Da questo punto di vista, la nostra preoccupazione è enorme. Infatti, abbiamo presentato un'interrogazione alla Presidente del Consiglio subito dopo l'anticipazione sulla stampa della notizia di questa presenza a Roma, chiedendo se fossero in programma incontri, ma non c'è stata risposta, il 9 marzo. Siamo venuti in Aula il 10 marzo e abbiamo chiesto un'informativa urgente al Governo e non c'è stata risposta. Si sono svolti incontri a Roma a cui hanno partecipato personaggi legati, in qualche modo, alla maggioranza, a esperienze di Governo, addirittura direttori di giornali d'area. Abbiamo sentito e letto ricostruzioni giornalistiche che parlano di accordi che sono stati siglati. Sul Domani si parla di accordi con la Difesa e su Il Messaggero abbiamo letto di accordi con l'Interno.

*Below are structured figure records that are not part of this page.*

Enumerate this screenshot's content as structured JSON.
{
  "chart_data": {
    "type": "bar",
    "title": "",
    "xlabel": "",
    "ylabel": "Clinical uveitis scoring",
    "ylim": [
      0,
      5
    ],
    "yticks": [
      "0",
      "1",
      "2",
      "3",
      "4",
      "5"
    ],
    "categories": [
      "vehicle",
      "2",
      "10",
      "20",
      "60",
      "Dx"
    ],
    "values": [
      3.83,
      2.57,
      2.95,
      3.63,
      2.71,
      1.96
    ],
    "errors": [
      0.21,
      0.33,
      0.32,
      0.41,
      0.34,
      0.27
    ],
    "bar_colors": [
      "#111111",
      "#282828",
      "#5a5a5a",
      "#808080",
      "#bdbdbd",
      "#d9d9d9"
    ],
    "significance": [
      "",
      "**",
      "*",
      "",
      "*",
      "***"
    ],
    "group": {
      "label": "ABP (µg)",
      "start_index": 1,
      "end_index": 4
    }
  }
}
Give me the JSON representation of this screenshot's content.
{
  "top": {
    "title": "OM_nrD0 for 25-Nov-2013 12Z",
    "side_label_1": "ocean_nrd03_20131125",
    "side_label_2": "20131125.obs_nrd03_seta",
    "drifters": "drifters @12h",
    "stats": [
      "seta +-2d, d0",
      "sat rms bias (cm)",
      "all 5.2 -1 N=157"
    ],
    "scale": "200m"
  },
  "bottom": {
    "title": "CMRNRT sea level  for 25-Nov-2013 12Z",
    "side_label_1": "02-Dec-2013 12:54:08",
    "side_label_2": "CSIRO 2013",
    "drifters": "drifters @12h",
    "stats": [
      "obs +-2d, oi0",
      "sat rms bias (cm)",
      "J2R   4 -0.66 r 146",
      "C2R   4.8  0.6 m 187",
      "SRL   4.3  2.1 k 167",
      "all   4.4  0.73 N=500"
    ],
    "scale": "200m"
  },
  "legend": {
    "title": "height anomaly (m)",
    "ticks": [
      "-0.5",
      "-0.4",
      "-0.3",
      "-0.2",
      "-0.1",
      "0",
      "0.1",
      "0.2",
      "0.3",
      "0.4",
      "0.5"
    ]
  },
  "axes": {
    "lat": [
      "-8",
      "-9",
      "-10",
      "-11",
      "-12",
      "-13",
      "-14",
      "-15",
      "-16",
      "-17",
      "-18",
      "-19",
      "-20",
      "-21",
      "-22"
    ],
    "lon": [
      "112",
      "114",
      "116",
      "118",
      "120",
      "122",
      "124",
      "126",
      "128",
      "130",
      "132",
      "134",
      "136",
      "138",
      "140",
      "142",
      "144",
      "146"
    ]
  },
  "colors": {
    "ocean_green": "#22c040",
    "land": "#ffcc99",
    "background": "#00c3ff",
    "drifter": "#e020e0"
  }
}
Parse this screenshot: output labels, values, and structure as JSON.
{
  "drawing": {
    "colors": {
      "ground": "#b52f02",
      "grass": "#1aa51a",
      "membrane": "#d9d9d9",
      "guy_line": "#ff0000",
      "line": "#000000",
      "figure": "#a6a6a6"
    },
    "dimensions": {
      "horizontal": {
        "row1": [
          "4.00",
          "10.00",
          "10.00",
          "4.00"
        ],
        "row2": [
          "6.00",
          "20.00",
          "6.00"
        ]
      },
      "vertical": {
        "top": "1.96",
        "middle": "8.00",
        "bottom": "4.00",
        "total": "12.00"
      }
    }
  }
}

Si sta discutendo della sicurezza di tutti i cittadini italiani, perché questi strumenti possono essere utilizzati per combattere il terrorismo, ma anche per controllare i cittadini, per colpire gli oppositori politici, per colpire il giornalismo d'inchiesta. Di fronte a uno scenario così inquietante e all'uso politico di queste tecnologie - perché il tour internazionale di Thiel, al di là degli aspetti folcloristici e di segretezza per il marketing, è il giro internazionale di una persona che sta cercando di diventare monopolista nella gestione di servizi che hanno una valenza strategica fondamentale - 50 parlamentari del principale gruppo di opposizione presentano un'interpellanza urgente e la risposta che ricevono oggi è che l'unico luogo dove non si può assolutamente nemmeno parlare di quello che sta succedendo, del nostro futuro, è il Parlamento italiano. Questa scelta politica è di una gravità inaudita!
Noi sappiamo e pensiamo sia giusto che il Copasir chieda informazioni, ma il fatto che il Copasir chieda informazioni non esclude che il Parlamento non si possa occupare di questo tema, perché noi non abbiamo chiesto informazioni classificate: noi abbiamo chiesto di rendere conto delle scelte politiche del Governo. Dalle ricostruzioni giornalistiche leggiamo che il Governo è diviso anche su questo, tra chi guarda a Thiel come un punto di riferimento e chi, invece, se ne vuole tenere alla larga. Tuttavia, vogliamo sapere politicamente quanti dei nostri dati siano già in suo possesso e quante di queste tecnologie siano in uso nelle nostre amministrazioni.
Poi, se ci sono aspetti classificati, potranno essere affrontati al Copasir, ma non è pensabile che, di fronte a una richiesta politica chiara di una forza politica - e non solo, perché ci sono state azioni anche di altre forze politiche di opposizione -, di fronte a una richiesta di interpellanza urgente sottoscritta da 50 deputati, la risposta sia un'interpretazione dell'articolo 131, comma 1, che dice che il Governo dichiara di non poter rispondere, indicandone il motivo. Il motivo non è certamente che è arrivata una convocazione al Copasir. Il motivo è che il Governo non vuole rispondere, ma deve rispondere, se siamo ancora una democrazia.